AlpinDale commented 4 months ago

Does it display another error when you kill the server with Ctrl + C?

ycros commented 4 months ago

No idea, but it still seemed somewhat functional. I sort of just killed the entire runpod after that.

AlpinDale commented 4 months ago

The most likely cause for that error is a COOM error, so you may need to lower your number of threads.

ycros commented 4 months ago

I dunno, I tried again - this time instead of an fp16 with an AWQ 32g quant of mixtral (like 26gb on disk) on 2 A6000s (48GB vram each). I did, in a separate execution, on a separate server, push it far until it OOM'd and I clearly saw those CUDA OOM errors. I don't see any such messages in this case.

This time I kept it only to 1 thread in the horde client, I tried both gmu 0.98 and 0.8 - though I frankly have no idea how I should be tuning these values.

My cmd line: python -m aphrodite.endpoints.kobold.api_server --host 0.0.0.0 --served-model-name BagelMIsteryTour-v2-8x7B --model ~/ycros/BagelMIsteryTour-v2-8x7B-AWQ --max-length 1024 -tp 2 -gmu 0.8 --quantization awq --kv-cache-dtype fp8

I'm on a39eeb7188d8bc91a43712435b27ad9e4c2b98d1 running from source.

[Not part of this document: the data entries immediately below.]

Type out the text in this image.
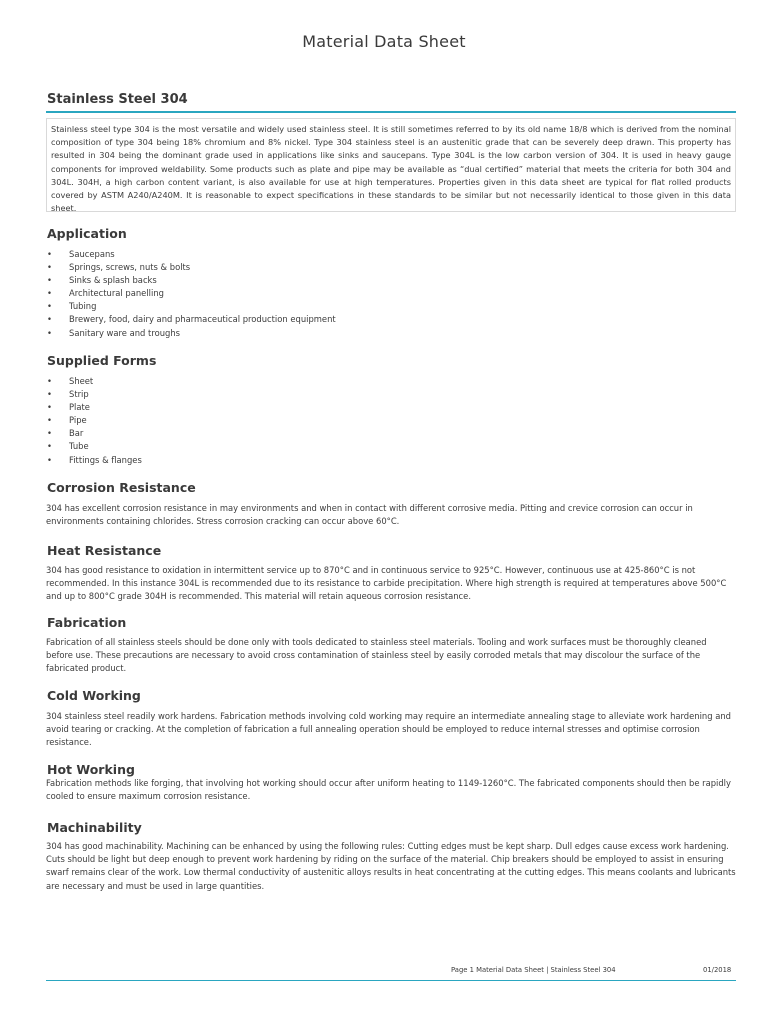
Material Data Sheet
Stainless Steel 304

Stainless steel type 304 is the most versatile and widely used stainless steel. It is still sometimes referred to by its old name 18/8 which is derived from the nominal composition of type 304 being 18% chromium and 8% nickel. Type 304 stainless steel is an austenitic grade that can be severely deep drawn. This property has resulted in 304 being the dominant grade used in applications like sinks and saucepans. Type 304L is the low carbon version of 304. It is used in heavy gauge components for improved weldability. Some products such as plate and pipe may be available as “dual certified” material that meets the criteria for both 304 and 304L. 304H, a high carbon content variant, is also available for use at high temperatures. Properties given in this data sheet are typical for flat rolled products covered by ASTM A240/A240M. It is reasonable to expect specifications in these standards to be similar but not necessarily identical to those given in this data sheet.

Application
• Saucepans
• Springs, screws, nuts & bolts
• Sinks & splash backs
• Architectural panelling
• Tubing
• Brewery, food, dairy and pharmaceutical production equipment
• Sanitary ware and troughs
Supplied Forms
• Sheet
• Strip
• Plate
• Pipe
• Bar
• Tube
• Fittings & flanges
Corrosion Resistance

304 has excellent corrosion resistance in may environments and when in contact with different corrosive media. Pitting and crevice corrosion can occur in environments containing chlorides. Stress corrosion cracking can occur above 60°C.

Heat Resistance

304 has good resistance to oxidation in intermittent service up to 870°C and in continuous service to 925°C. However, continuous use at 425-860°C is not recommended. In this instance 304L is recommended due to its resistance to carbide precipitation. Where high strength is required at temperatures above 500°C and up to 800°C grade 304H is recommended. This material will retain aqueous corrosion resistance.

Fabrication

Fabrication of all stainless steels should be done only with tools dedicated to stainless steel materials. Tooling and work surfaces must be thoroughly cleaned before use. These precautions are necessary to avoid cross contamination of stainless steel by easily corroded metals that may discolour the surface of the fabricated product.

Cold Working

304 stainless steel readily work hardens. Fabrication methods involving cold working may require an intermediate annealing stage to alleviate work hardening and avoid tearing or cracking. At the completion of fabrication a full annealing operation should be employed to reduce internal stresses and optimise corrosion resistance.

Hot Working

Fabrication methods like forging, that involving hot working should occur after uniform heating to 1149-1260°C. The fabricated components should then be rapidly cooled to ensure maximum corrosion resistance.

Machinability

304 has good machinability. Machining can be enhanced by using the following rules: Cutting edges must be kept sharp. Dull edges cause excess work hardening. Cuts should be light but deep enough to prevent work hardening by riding on the surface of the material. Chip breakers should be employed to assist in ensuring swarf remains clear of the work. Low thermal conductivity of austenitic alloys results in heat concentrating at the cutting edges. This means coolants and lubricants are necessary and must be used in large quantities.

Page 1 Material Data Sheet | Stainless Steel 304	01/2018
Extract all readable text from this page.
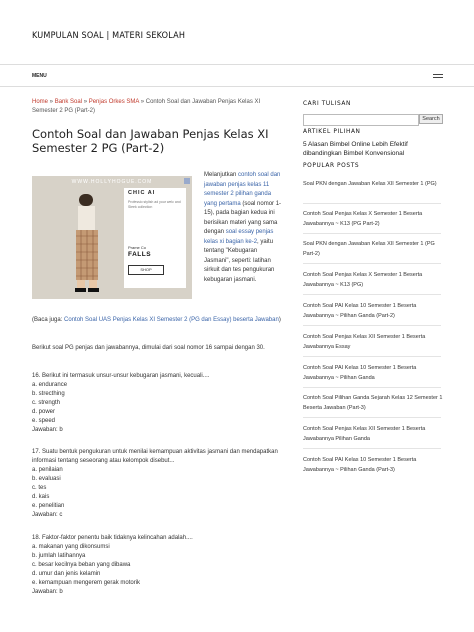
KUMPULAN SOAL | MATERI SEKOLAH
MENU
Home » Bank Soal » Penjas Orkes SMA » Contoh Soal dan Jawaban Penjas Kelas XI Semester 2 PG (Part-2)
Contoh Soal dan Jawaban Penjas Kelas XI Semester 2 PG (Part-2)
WWW.HOLLYHOGUE.COM
CHIC AI
Professio stylish ad your welc and Sleek collection
Prame Co
FALLS
SHOP
Melanjutkan contoh soal dan jawaban penjas kelas 11 semester 2 pilihan ganda yang pertama (soal nomor 1-15), pada bagian kedua ini berisikan materi yang sama dengan soal essay penjas kelas xi bagian ke-2, yaitu tentang "Kebugaran Jasmani", seperti: latihan sirkuit dan tes pengukuran kebugaran jasmani.
(Baca juga: Contoh Soal UAS Penjas Kelas XI Semester 2 (PG dan Essay) beserta Jawaban)
Berikut soal PG penjas dan jawabannya, dimulai dari soal nomor 16 sampai dengan 30.
16. Berikut ini termasuk unsur-unsur kebugaran jasmani, kecuali....
a. endurance
b. strecthing
c. strength
d. power
e. speed
Jawaban: b
17. Suatu bentuk pengukuran untuk menilai kemampuan aktivitas jasmani dan mendapatkan informasi tentang seseorang atau kelompok disebut...
a. penilaian
b. evaluasi
c. tes
d. kais
e. penelitian
Jawaban: c
18. Faktor-faktor penentu baik tidaknya kelincahan adalah....
a. makanan yang dikonsumsi
b. jumlah latihannya
c. besar kecilnya beban yang dibawa
d. umur dan jenis kelamin
e. kemampuan mengerem gerak motorik
Jawaban: b
CARI TULISAN
Search
ARTIKEL PILIHAN
5 Alasan Bimbel Online Lebih Efektif dibandingkan Bimbel Konvensional
POPULAR POSTS
Soal PKN dengan Jawaban Kelas XII Semester 1 (PG)
Contoh Soal Penjas Kelas X Semester 1 Beserta Jawabannya ~ K13 (PG Part-2)
Soal PKN dengan Jawaban Kelas XII Semester 1 (PG Part-2)
Contoh Soal Penjas Kelas X Semester 1 Beserta Jawabannya ~ K13 (PG)
Contoh Soal PAI Kelas 10 Semester 1 Beserta Jawabannya ~ Pilihan Ganda (Part-2)
Contoh Soal Penjas Kelas XII Semester 1 Beserta Jawabannya Essay
Contoh Soal PAI Kelas 10 Semester 1 Beserta Jawabannya ~ Pilihan Ganda
Contoh Soal Pilihan Ganda Sejarah Kelas 12 Semester 1 Beserta Jawaban (Part-3)
Contoh Soal Penjas Kelas XII Semester 1 Beserta Jawabannya Pilihan Ganda
Contoh Soal PAI Kelas 10 Semester 1 Beserta Jawabannya ~ Pilihan Ganda (Part-3)
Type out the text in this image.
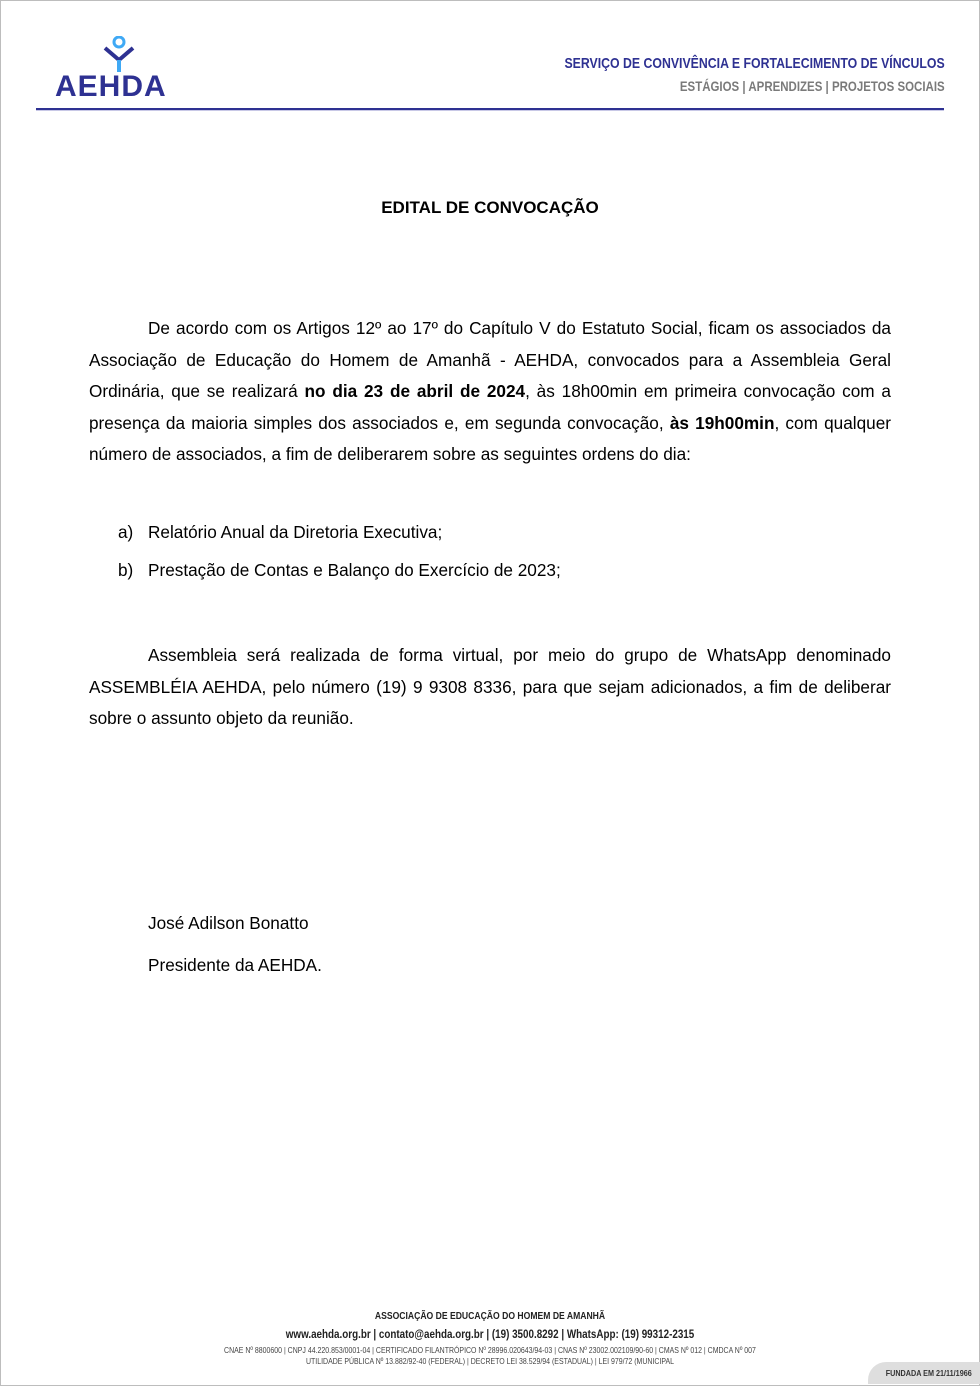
AEHDA
SERVIÇO DE CONVIVÊNCIA E FORTALECIMENTO DE VÍNCULOS
ESTÁGIOS | APRENDIZES | PROJETOS SOCIAIS
EDITAL DE CONVOCAÇÃO

De acordo com os Artigos 12º ao 17º do Capítulo V do Estatuto Social, ficam os associados da Associação de Educação do Homem de Amanhã - AEHDA, convocados para a Assembleia Geral Ordinária, que se realizará no dia 23 de abril de 2024, às 18h00min em primeira convocação com a presença da maioria simples dos associados e, em segunda convocação, às 19h00min, com qualquer número de associados, a fim de deliberarem sobre as seguintes ordens do dia:

a) Relatório Anual da Diretoria Executiva;
b) Prestação de Contas e Balanço do Exercício de 2023;

Assembleia será realizada de forma virtual, por meio do grupo de WhatsApp denominado ASSEMBLÉIA AEHDA, pelo número (19) 9 9308 8336, para que sejam adicionados, a fim de deliberar sobre o assunto objeto da reunião.

José Adilson Bonatto
Presidente da AEHDA.
ASSOCIAÇÃO DE EDUCAÇÃO DO HOMEM DE AMANHÃ
www.aehda.org.br | contato@aehda.org.br | (19) 3500.8292 | WhatsApp: (19) 99312-2315
CNAE Nº 8800600 | CNPJ 44.220.853/0001-04 | CERTIFICADO FILANTRÓPICO Nº 28996.020643/94-03 | CNAS Nº 23002.002109/90-60 | CMAS Nº 012 | CMDCA Nº 007
UTILIDADE PÚBLICA Nº 13.882/92-40 (FEDERAL) | DECRETO LEI 38.529/94 (ESTADUAL) | LEI 979/72 (MUNICIPAL
FUNDADA EM 21/11/1966
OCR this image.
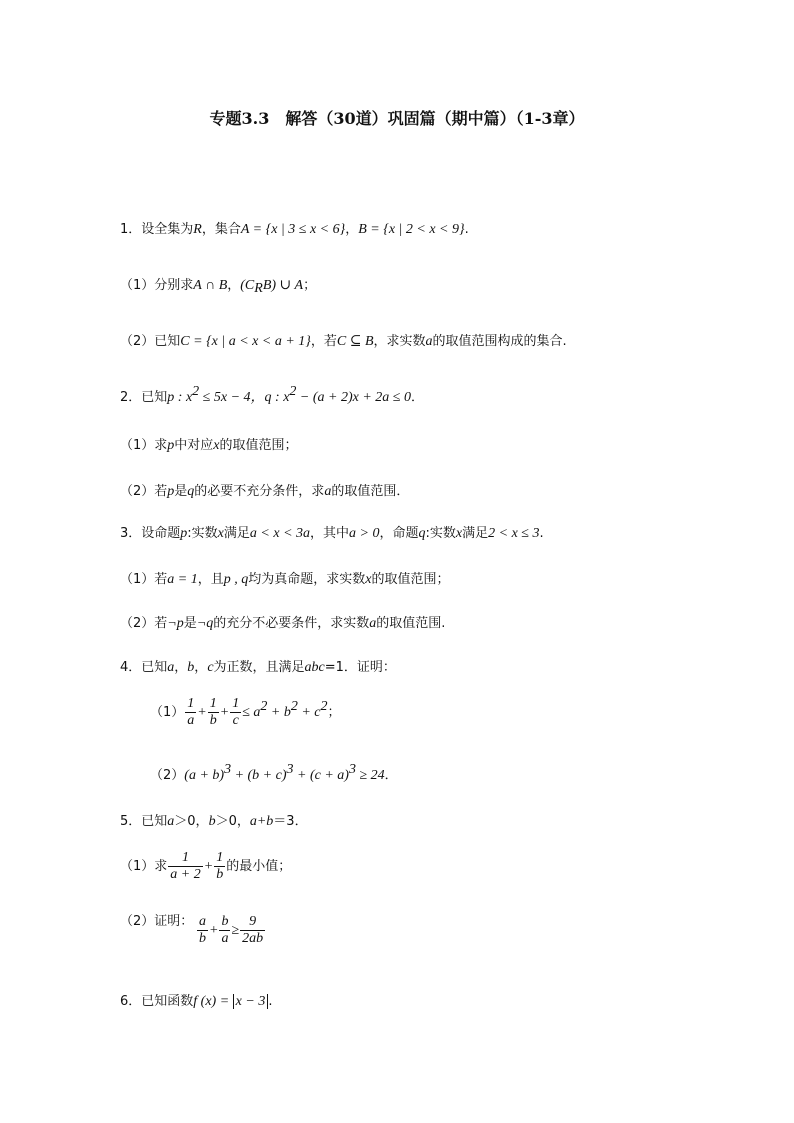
专题3.3　解答（30道）巩固篇（期中篇）（1-3章）
1．设全集为R，集合A = {x | 3 ≤ x < 6}，B = {x | 2 < x < 9}.
（1）分别求A ∩ B，(CRB) ∪ A；
（2）已知C = {x | a < x < a + 1}，若C ⊆ B，求实数a的取值范围构成的集合.
2．已知p : x2 ≤ 5x − 4，q : x2 − (a + 2)x + 2a ≤ 0．
（1）求p中对应x的取值范围；
（2）若p是q的必要不充分条件，求a的取值范围．
3．设命题p:实数x满足a < x < 3a，其中a > 0，命题q:实数x满足2 < x ≤ 3.
（1）若a = 1，且p , q均为真命题，求实数x的取值范围；
（2）若¬p是¬q的充分不必要条件，求实数a的取值范围.
4．已知a，b，c为正数，且满足abc=1．证明：
$(1) \frac{1}{a} + \frac{1}{b} + \frac{1}{c} \le a2 + b2 + c2$；
（2）(a + b)3 + (b + c)3 + (c + a)3 ≥ 24．
5．已知a＞0，b＞0，a+b＝3．
（1）求 $\frac{1}{a + 2} + \frac{1}{b}$ 的最小值；
（2）证明： $\frac{a}{b} + \frac{b}{a} \ge \frac{9}{2ab}$
6．已知函数f (x) = x − 3 .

The failed requests as reported by horde are all these:

Something went wrong when processing request. Please check your trace.log file for the full stack trace. Payload: {'prompt': 'PROMPT REDACTED', 'n': 1, 'max_context_length': 2048, 'max_length': 64, 'rep_pen': 1.1, 'rep_pen_range': 1024,
'rep_pen_slope': 0.7, 'temperature': 0.9, 'tfs': 1.0, 'top_a': 0.0, 'top_k': 0, 'top_p': 0.9, 'typical': 1.0, 'sampler_order': [6, 0, 1, 2, 3, 4, 5], 'use_default_badwordsids': True, 'stop_sequence': [], 'min_p': 0.0, 'dynatemp_range': 0.0,
'dynatemp_exponent': 1.0, 'quiet': True, 'request_type': 'text2text', 'model': 'aphrodite/BagelMIsteryTour-v2-8x7B'}

When I stop it:

^CINFO:     Shutting down
INFO:     Waiting for application shutdown.
INFO:     Application shutdown complete.
INFO:     Finished server process [7657]
(RayWorker pid=9414) INFO 01-21 10:22:17 model_runner.py:459] Graph capturing finished in 35 secs.
(RayWorker pid=9414) [W CUDAGraph.cpp:145] Warning: Waiting for pending NCCL work to finish before starting graph capture. (function operator())
root@d38248ce23ec:~#

Here's the log from the terminal as far as my tmux buffer went: aphro-log.txt

Does it log anywhere else I should be looking at before I shut this pod down? Is there anything else you'd like me to try to debug this? (I will probably shut the pod down in say, 12 hours)